As part of the measures it is expected that deposits for apartments costing HK$12 million or more will increase by 10% to 40% and the government will increase land sales next year, said Hong Kong Monetary Authority chief executive Normand Chan.
For properties worth HK$12 million or less, the maximum loan amount will be capped at HK$7.2 million, meaning down payments will increase for any property valued above HK$10.3 million.
Luxury homes in the city are defined as those costing at least HK$10 million, or bigger than 1,000 square feet.
Down payments for investment properties will also rise to 40% and Hong Kong banks will be asked to apply stress tests on mortgage rates rising 2%, Chan added.
Mortgage borrowers' debt-to-income ratio should not be higher than 60% when the interest rate increases by 200 basis points, Chan also announced.
The moves are due to an alarming 40% increase in real estate prices since the beginning of 2009 as demand for property has also soared due to low interest rates and the buying power of mainland Chinese.
There is a lot of concern that prices are approaching the level of 1997, the height of a previous bubble that was followed by a six year real estate slump.
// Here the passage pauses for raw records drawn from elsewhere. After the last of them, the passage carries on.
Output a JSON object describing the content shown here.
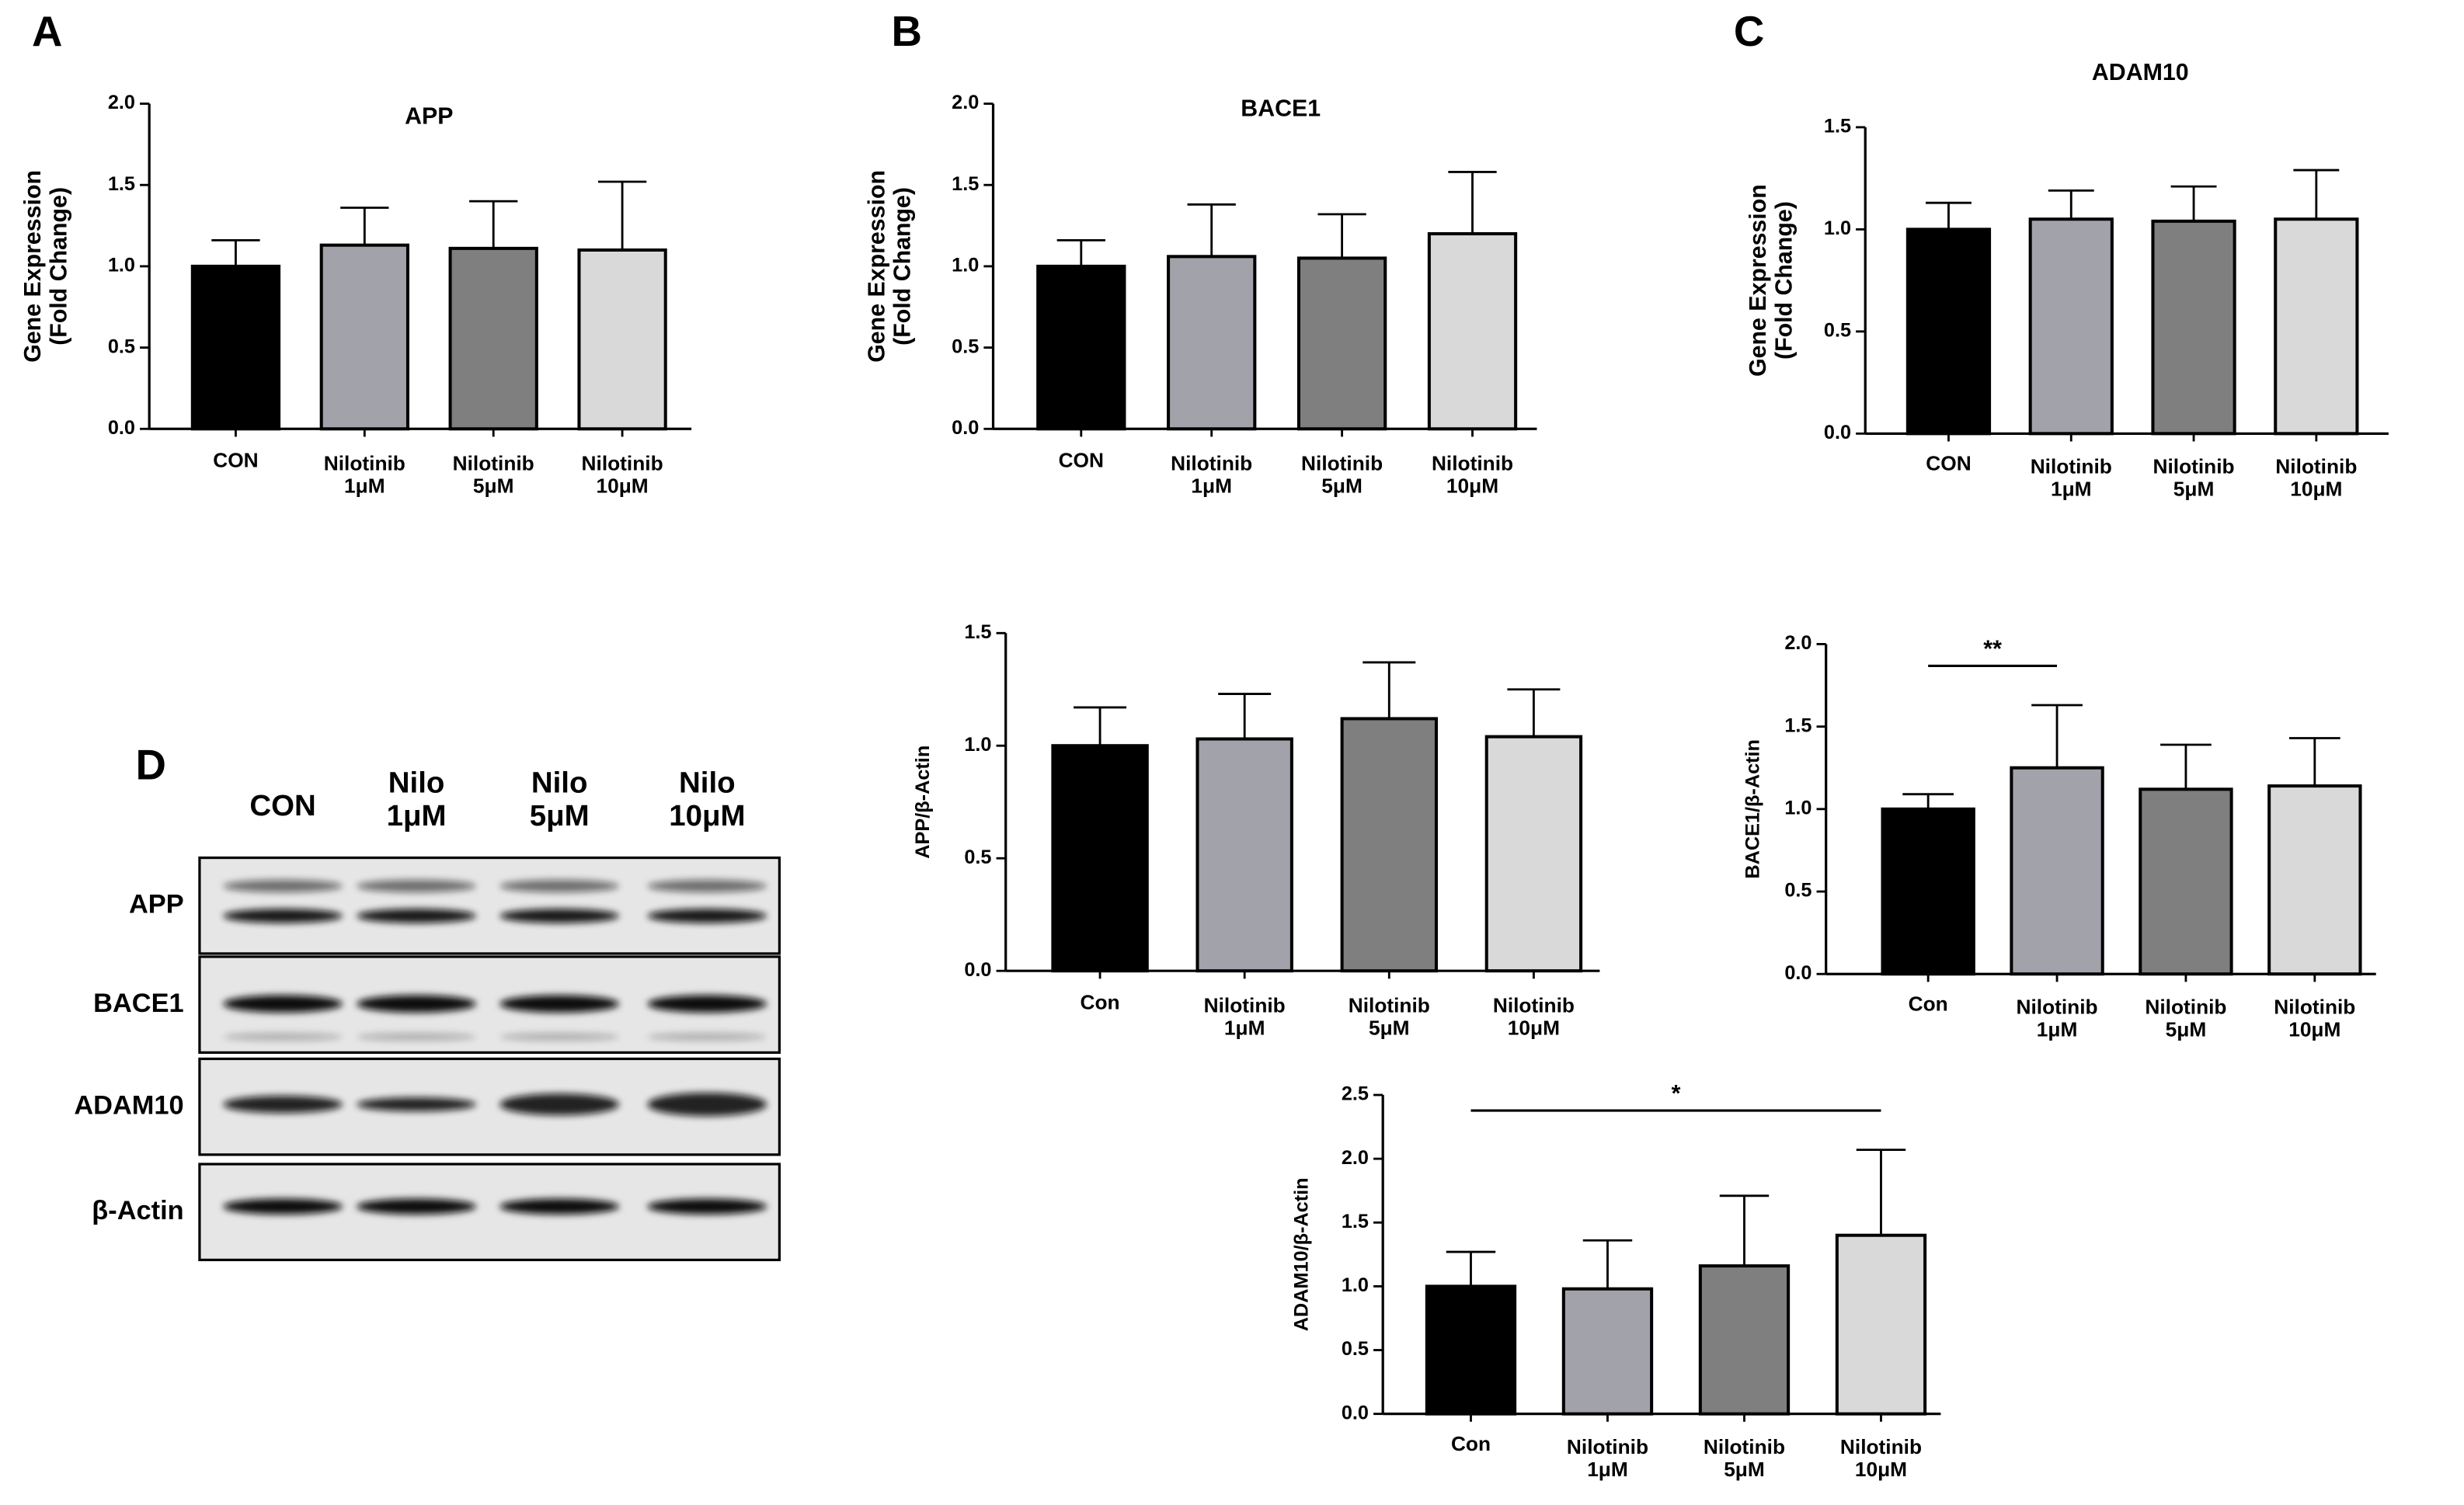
{
  "chart_data": [
    {
      "type": "bar",
      "panel": "A",
      "title": "APP",
      "ylabel": "Gene Expression\n(Fold Change)",
      "categories": [
        "CON",
        "Nilotinib\n1μM",
        "Nilotinib\n5μM",
        "Nilotinib\n10μM"
      ],
      "values": [
        1.0,
        1.13,
        1.11,
        1.1
      ],
      "errors": [
        0.16,
        0.23,
        0.29,
        0.42
      ],
      "colors": [
        "#000000",
        "#a2a2aa",
        "#7f7f7f",
        "#d9d9d9"
      ],
      "ylim": [
        0,
        2
      ],
      "yticks": [
        {
          "value": 0,
          "label": "0.0"
        },
        0.5,
        {
          "value": 1,
          "label": "1.0"
        },
        1.5,
        {
          "value": 2,
          "label": "2.0"
        }
      ]
    },
    {
      "type": "bar",
      "panel": "B",
      "title": "BACE1",
      "ylabel": "Gene Expression\n(Fold Change)",
      "categories": [
        "CON",
        "Nilotinib\n1μM",
        "Nilotinib\n5μM",
        "Nilotinib\n10μM"
      ],
      "values": [
        1.0,
        1.06,
        1.05,
        1.2
      ],
      "errors": [
        0.16,
        0.32,
        0.27,
        0.38
      ],
      "colors": [
        "#000000",
        "#a2a2aa",
        "#7f7f7f",
        "#d9d9d9"
      ],
      "ylim": [
        0,
        2
      ],
      "yticks": [
        {
          "value": 0,
          "label": "0.0"
        },
        0.5,
        {
          "value": 1,
          "label": "1.0"
        },
        1.5,
        {
          "value": 2,
          "label": "2.0"
        }
      ]
    },
    {
      "type": "bar",
      "panel": "C",
      "title": "ADAM10",
      "ylabel": "Gene Expression\n(Fold Change)",
      "categories": [
        "CON",
        "Nilotinib\n1μM",
        "Nilotinib\n5μM",
        "Nilotinib\n10μM"
      ],
      "values": [
        1.0,
        1.05,
        1.04,
        1.05
      ],
      "errors": [
        0.13,
        0.14,
        0.17,
        0.24
      ],
      "colors": [
        "#000000",
        "#a2a2aa",
        "#7f7f7f",
        "#d9d9d9"
      ],
      "ylim": [
        0,
        1.5
      ],
      "yticks": [
        {
          "value": 0,
          "label": "0.0"
        },
        0.5,
        {
          "value": 1,
          "label": "1.0"
        },
        1.5
      ]
    },
    {
      "type": "bar",
      "ylabel": "APP/β-Actin",
      "categories": [
        "Con",
        "Nilotinib\n1μM",
        "Nilotinib\n5μM",
        "Nilotinib\n10μM"
      ],
      "values": [
        1.0,
        1.03,
        1.12,
        1.04
      ],
      "errors": [
        0.17,
        0.2,
        0.25,
        0.21
      ],
      "colors": [
        "#000000",
        "#a2a2aa",
        "#7f7f7f",
        "#d9d9d9"
      ],
      "ylim": [
        0,
        1.5
      ],
      "yticks": [
        {
          "value": 0,
          "label": "0.0"
        },
        0.5,
        {
          "value": 1,
          "label": "1.0"
        },
        1.5
      ]
    },
    {
      "type": "bar",
      "ylabel": "BACE1/β-Actin",
      "categories": [
        "Con",
        "Nilotinib\n1μM",
        "Nilotinib\n5μM",
        "Nilotinib\n10μM"
      ],
      "values": [
        1.0,
        1.25,
        1.12,
        1.14
      ],
      "errors": [
        0.09,
        0.38,
        0.27,
        0.29
      ],
      "colors": [
        "#000000",
        "#a2a2aa",
        "#7f7f7f",
        "#d9d9d9"
      ],
      "ylim": [
        0,
        2
      ],
      "yticks": [
        {
          "value": 0,
          "label": "0.0"
        },
        0.5,
        {
          "value": 1,
          "label": "1.0"
        },
        1.5,
        {
          "value": 2,
          "label": "2.0"
        }
      ],
      "significance": [
        {
          "label": "**",
          "between": [
            0,
            1
          ]
        }
      ]
    },
    {
      "type": "bar",
      "ylabel": "ADAM10/β-Actin",
      "categories": [
        "Con",
        "Nilotinib\n1μM",
        "Nilotinib\n5μM",
        "Nilotinib\n10μM"
      ],
      "values": [
        1.0,
        0.98,
        1.16,
        1.4
      ],
      "errors": [
        0.27,
        0.38,
        0.55,
        0.67
      ],
      "colors": [
        "#000000",
        "#a2a2aa",
        "#7f7f7f",
        "#d9d9d9"
      ],
      "ylim": [
        0,
        2.5
      ],
      "yticks": [
        {
          "value": 0,
          "label": "0.0"
        },
        0.5,
        {
          "value": 1,
          "label": "1.0"
        },
        1.5,
        {
          "value": 2,
          "label": "2.0"
        },
        2.5
      ],
      "significance": [
        {
          "label": "*",
          "between": [
            0,
            3
          ]
        }
      ]
    }
  ],
  "blot": {
    "panel": "D",
    "lanes": [
      "CON",
      "Nilo\n1μM",
      "Nilo\n5μM",
      "Nilo\n10μM"
    ],
    "rows": [
      "APP",
      "BACE1",
      "ADAM10",
      "β-Actin"
    ]
  }
}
‘This is a serious attempt by the government to slow the growth in property prices. Maybe a lot of people still have HK$4.8 million for a down payment on a HK$12 million flat, but luxury is a leading sector and this is sending a message that this is serious,' said Nicole Wong, regional head of property research at CLSA Asia Pacific Markets in Hong Kong.
Leading analysts have warned the prices are set to rise by a further 10 to 15% by the end of the year.
‘We want to remind all potential homebuyers that the interest rate right now is at a very abnormal level and it is impossible for this to be sustained,' Chan said.
Since the early 1990s, Hong Kong banks have been restricted from lending more than 70% of the purchase price of a home, to reduce the risk of loan losses from a market crash.
To help the market recover from the 1998 crash, buyers were subsequently allowed to borrow a further 15% of their home's value as long as they obtained mortgage insurance, a move that increased affordability while limiting risk for banks.
The government will offer sites for auction next year in the Chai Wan, Hung Hom and Fanling districts, and will work with MTR and the Urban Renewal Authority to increase land supply.